Ricardo Jones and Joseph Leaks escaped the city’s 30-year-old detention center in Southeast June 3.

The inmates — both suspects in the same murder case — broke into the warden’s office, smashed through the reinforced glass of a second-story office window and jumped onto a canopy before catching a shuttle bus to the Minnesota Avenue Metro station.

They were recaptured June 4 in Maryland and Virginia.

Residents near the jail said a siren that is supposed to sound during jail breaks never rang during last month’s escape.

Mr. Brown yesterday said jail officials plan to install a new siren that will be heard over a wider area.

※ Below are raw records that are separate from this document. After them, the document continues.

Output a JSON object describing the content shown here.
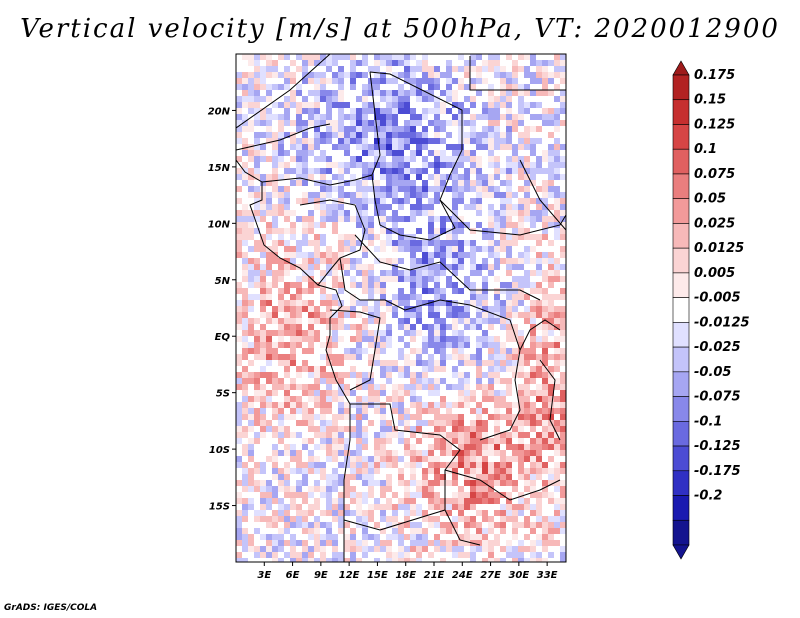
{
  "title": "Vertical velocity [m/s] at 500hPa, VT: 2020012900",
  "credit": "GrADS: IGES/COLA",
  "map": {
    "lon_range": [
      0,
      35
    ],
    "lat_range": [
      -20,
      25
    ],
    "lat_labels": [
      {
        "value": 20,
        "label": "20N"
      },
      {
        "value": 15,
        "label": "15N"
      },
      {
        "value": 10,
        "label": "10N"
      },
      {
        "value": 5,
        "label": "5N"
      },
      {
        "value": 0,
        "label": "EQ"
      },
      {
        "value": -5,
        "label": "5S"
      },
      {
        "value": -10,
        "label": "10S"
      },
      {
        "value": -15,
        "label": "15S"
      }
    ],
    "lon_labels": [
      {
        "value": 3,
        "label": "3E"
      },
      {
        "value": 6,
        "label": "6E"
      },
      {
        "value": 9,
        "label": "9E"
      },
      {
        "value": 12,
        "label": "12E"
      },
      {
        "value": 15,
        "label": "15E"
      },
      {
        "value": 18,
        "label": "18E"
      },
      {
        "value": 21,
        "label": "21E"
      },
      {
        "value": 24,
        "label": "24E"
      },
      {
        "value": 27,
        "label": "27E"
      },
      {
        "value": 30,
        "label": "30E"
      },
      {
        "value": 33,
        "label": "33E"
      }
    ]
  },
  "colorbar": {
    "levels": [
      {
        "label": "0.175",
        "color": "#b22222"
      },
      {
        "label": "0.15",
        "color": "#c62f2f"
      },
      {
        "label": "0.125",
        "color": "#d64545"
      },
      {
        "label": "0.1",
        "color": "#e06060"
      },
      {
        "label": "0.075",
        "color": "#ea7e7e"
      },
      {
        "label": "0.05",
        "color": "#f29a9a"
      },
      {
        "label": "0.025",
        "color": "#f7b9b9"
      },
      {
        "label": "0.0125",
        "color": "#fbd4d4"
      },
      {
        "label": "0.005",
        "color": "#fdeaea"
      },
      {
        "label": "-0.005",
        "color": "#ffffff"
      },
      {
        "label": "-0.0125",
        "color": "#e0e0ff"
      },
      {
        "label": "-0.025",
        "color": "#c4c4fa"
      },
      {
        "label": "-0.05",
        "color": "#a6a6f2"
      },
      {
        "label": "-0.075",
        "color": "#8888ea"
      },
      {
        "label": "-0.1",
        "color": "#6a6ae0"
      },
      {
        "label": "-0.125",
        "color": "#4c4cd4"
      },
      {
        "label": "-0.175",
        "color": "#3030c4"
      },
      {
        "label": "-0.2",
        "color": "#1a1ab0"
      }
    ],
    "top_color": "#9e1b1b",
    "bottom_color": "#14148f"
  }
}
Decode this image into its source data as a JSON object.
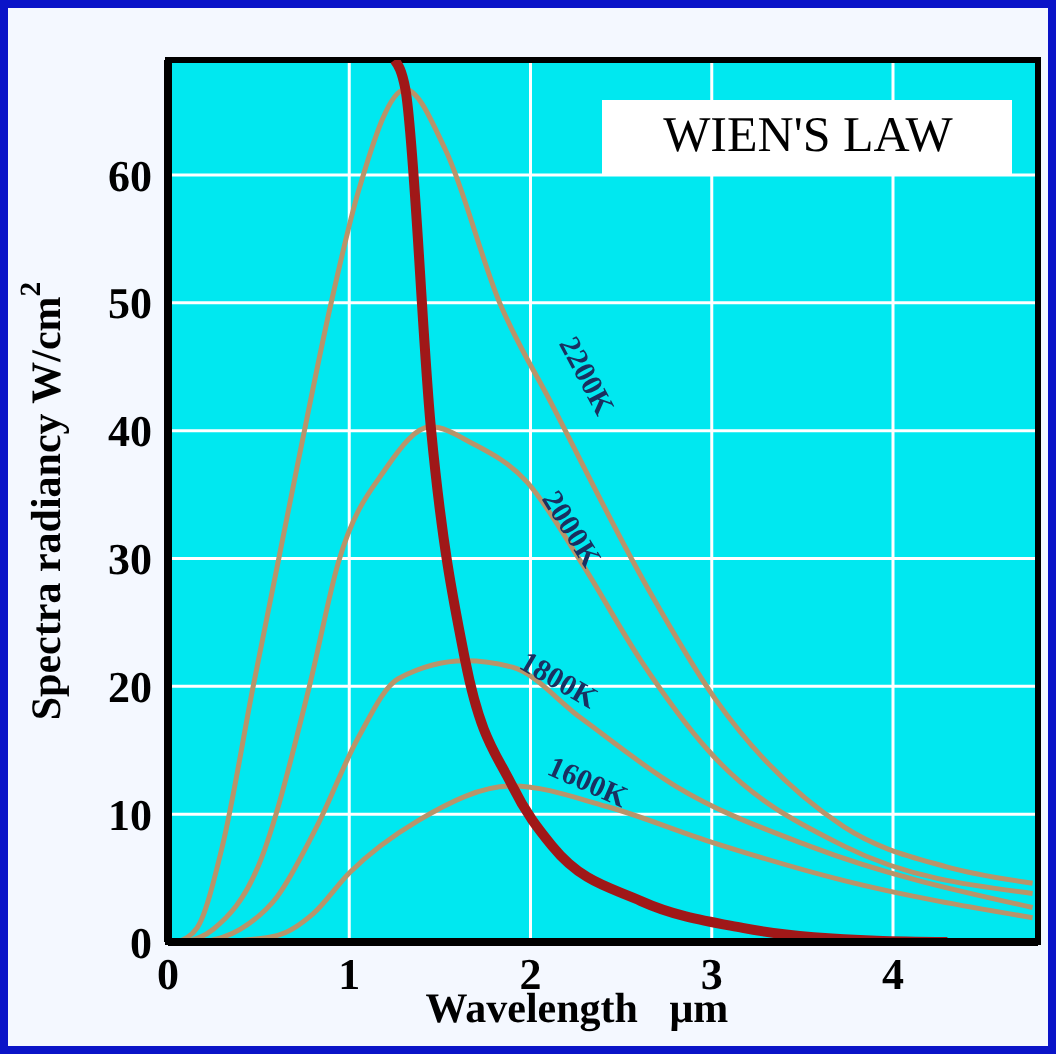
{
  "chart_data": {
    "type": "line",
    "title": "WIEN'S LAW",
    "xlabel": "Wavelength   μm",
    "ylabel": "Spectra radiancy  W/cm$^{2}$",
    "xlim": [
      0,
      4.8
    ],
    "xticks": [
      0,
      1,
      2,
      3,
      4
    ],
    "ylim": [
      0,
      69
    ],
    "yticks": [
      0,
      10,
      20,
      30,
      40,
      50,
      60
    ],
    "grid": true,
    "legend": false,
    "marker": "none",
    "line_style": "solid",
    "series": [
      {
        "name": "2200K",
        "color": "#b8946a",
        "x": [
          0.05,
          0.16,
          0.3,
          0.47,
          0.71,
          0.9,
          1.05,
          1.31,
          1.53,
          1.83,
          2.12,
          2.65,
          3.02,
          3.73,
          4.29,
          4.77
        ],
        "values": [
          0,
          1.1,
          7.5,
          20,
          37,
          50,
          58.7,
          66.7,
          62,
          50,
          42,
          27.6,
          19,
          9,
          5.9,
          4.6
        ]
      },
      {
        "name": "2000K",
        "color": "#b8946a",
        "x": [
          0.1,
          0.25,
          0.5,
          0.78,
          0.94,
          1.2,
          1.45,
          1.68,
          1.98,
          2.28,
          2.61,
          2.98,
          3.73,
          4.77
        ],
        "values": [
          0,
          1,
          6,
          20,
          29.7,
          37,
          40.3,
          39,
          36,
          29.7,
          22,
          15,
          7.5,
          3.8
        ]
      },
      {
        "name": "1800K",
        "color": "#b8946a",
        "x": [
          0.2,
          0.4,
          0.6,
          0.82,
          1.05,
          1.27,
          1.64,
          1.9,
          2.28,
          2.8,
          3.54,
          4.77
        ],
        "values": [
          0,
          1,
          3.5,
          9,
          16,
          20.6,
          22,
          21.5,
          17.5,
          12.2,
          7.5,
          2.7
        ]
      },
      {
        "name": "1600K",
        "color": "#b8946a",
        "x": [
          0.3,
          0.6,
          0.8,
          1.0,
          1.38,
          1.9,
          2.42,
          2.98,
          3.73,
          4.77
        ],
        "values": [
          0,
          0.5,
          2.2,
          5.4,
          9.5,
          12.2,
          10.6,
          7.9,
          4.8,
          1.9
        ]
      },
      {
        "color": "#a01818",
        "x": [
          1.25,
          1.31,
          1.45,
          1.64,
          1.9,
          2.12,
          2.61,
          3.17,
          3.91,
          4.3
        ],
        "values": [
          69,
          66.7,
          40.3,
          22,
          12.2,
          7.5,
          3.2,
          1.1,
          0.1,
          0
        ]
      }
    ]
  }
}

“We will be replacing that siren with a state-of-the-art device that has increased frequency,” he said. “We are testing that siren every week now to make sure that it’s functional.”

Mr. Brown said the jail will make other security improvements, including installing more barbed-wire fences and cameras along the jail’s perimeter.

Officials also will re-examine how prisoners are classified and how they’re allowed to move within the jail, he said.

Since the escape, officials have installed four large spotlights on the jail’s roof, added an armed officer to patrol the jail’s perimeter and made plans to purchase two patrol dogs, Mr. Brown said.

Jones and Leaks were awaiting trial in the slaying of David Valentine, who was found fatally shot July 6 in front of Leaks’ residence in the 1200 block of Meigs Place in Northeast.

The D.C. Jail houses about 2,500 inmates a month.